For this situation I prefer ANSI outer join notation instead of plus notation

SELECT a.x,b.x FROM a right outer join b on (a.x=b.x AND a.x=2)

Also look at the next example for get some ideas

create table aa (x varchar2(10));
create table bb (x varchar2(10));

insert into aa values (‘qwe’);
insert into aa values (‘asd’);

insert into bb values (‘a’);
insert into bb values (‘z’);

I want something like substr(aa.x,1,1)(+)=bb.x

First
SELECT aa.x,bb.x FROM aa,bb WHERE substr(aa.x,1,1)=bb.x
give
X X
———- ———-
asd a

1 rows selected

but what about value ‘z’ from bb

Second
SELECT aa.x,bb.x FROM aa,bb WHERE substr(aa.x,1,1)(+)=bb.x
give
Error starting at line 1 in command:
SELECT aa.x,bb.x FROM aa,bb WHERE substr(aa.x,1,1)(+)=bb.x
Error at Command Line:1 Column:52
Error report:
SQL Error: ORA-00936: missing expression
00936. 00000 – “missing expression”
*Cause:
*Action:

Third
SELECT aa.x,bb.x FROM aa right outer join bb on (substr(aa.x,1,1)=bb.x)
give
X X
———- ———-
asd a
z

2 rows selected

So ….. “Food for thought”

Many thanks,
Alex

• Bobby says:

Pretty cool. I vaguely remember that there is more you can do with the ANSI syntax than the old (+) way but I’ve forgotten the details. This seems like a good example – using a function in the outer join condition. I know I should abandon the old syntax but I’ve been resisting.

• Alex says:

gt;I’ve been resisting
i too
but we must 😉

• easy ? :

SELECT aa.x,bb.x FROM aa,bb WHERE substr(aa.x(+),1,1)=bb.x

I find the (+)-Syntax very intuitive.
Don’t like the ANSI-style ( never can remember where left and right are 🙂
Only use it for full outer joins

• Bobby says:

• Oracle syntax is easy – you put the plus on the table where you’re adding a blank row that matches anything.

ANSI syntax is counter-intuitive – you say LEFT outer if the right hand table is missing a row, and RIGHT outer if the left hand table is missing a row.

(At least, that’s my excuse for thinking Oracle is easier to remember than ANSI.)

😉

• Seriously, though, wouldn’t it have been easier if the terminology were:

“left preserved” join, “right preserved” join and “full(y) preserved” join.

• Bobby says:

Jonathan,

Thanks for your comments. I have to think about it every time I see an outer join – either ANSI or Oracle.

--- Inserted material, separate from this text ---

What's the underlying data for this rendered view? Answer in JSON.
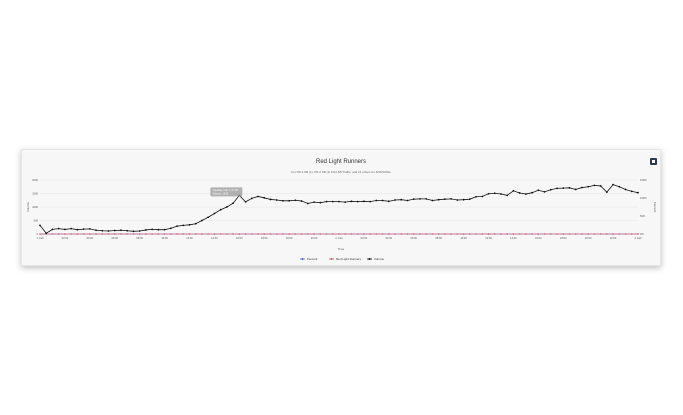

Kind of like “its” or “it’s” – sadly, I have to stop and think if I have it right.

– Bobby

2. Kyle Hailey says:

Good stuff.
Glad I’m not the only one having a hard time remembering the outer join syntax.
My notes and graphics are here

• Bobby says:

Kyle,

Thanks for your comment and the link with the helpful illustrations of the different types of outer joins.

– Bobby

• Kyle,

good stuff, but there are missing examples for “partition outer join” and “cross apply”

Best regards,
Sayan Malakshinov

3. Maybe anti-join can help to remember:

select a.x from a,b where a.x=b.x(+) and b.x is null


is equal to

select * from a where not exists
(select '+' from b where a.x=b.x)


Best regards,
Sayan Malakshinov

• Bobby says:

Thanks for your comment. I edited the tags to work with this blog software’s comment formatting.

4. Utkarsh Shukla says:

===================================== To display Class,Group,Subgroup using UNION ALL==============================

select distinct x.vc_reason_desc,x.vc_group_desc,x.vc_sub_group_desc from(SELECT
r.vc_reason_desc,g.vc_group_desc,s.vc_sub_group_desc
from mst_reason r,mst_group g,mst_sub_group s
where r.vc_comp_code=g.vc_comp_code
AND r.vc_reason_code=g.vc_reason_code
AND g.vc_comp_code=s.vc_comp_code
AND g.vc_group_code=s.vc_group_code
UNION ALL
select r.vc_reason_desc,g.vc_group_desc,to_char(null) vc_sub_group_desc
from mst_reason r,mst_group g
where r.vc_comp_code=g.vc_comp_code
AND r.vc_reason_code=g.vc_reason_code
union all
select r.vc_reason_desc ,to_char(null) vc_group_desc,to_char(null) vc_sub_group_desc
from mst_reason r) x

==============================================AND Same COde using Join===========================================
select r.vc_reason_desc,g.vc_group_desc, s.vc_sub_group_desc
from mst_reason r,mst_group g,mst_sub_group s
where r.vc_comp_code=g.vc_comp_code(+)
AND r.vc_reason_code=g.vc_reason_code(+)
AND g.vc_comp_code=s.vc_comp_code(+)
AND g.vc_group_code=s.vc_group_code(+)

I have doubt in union all code. Both the codes are not giving same output.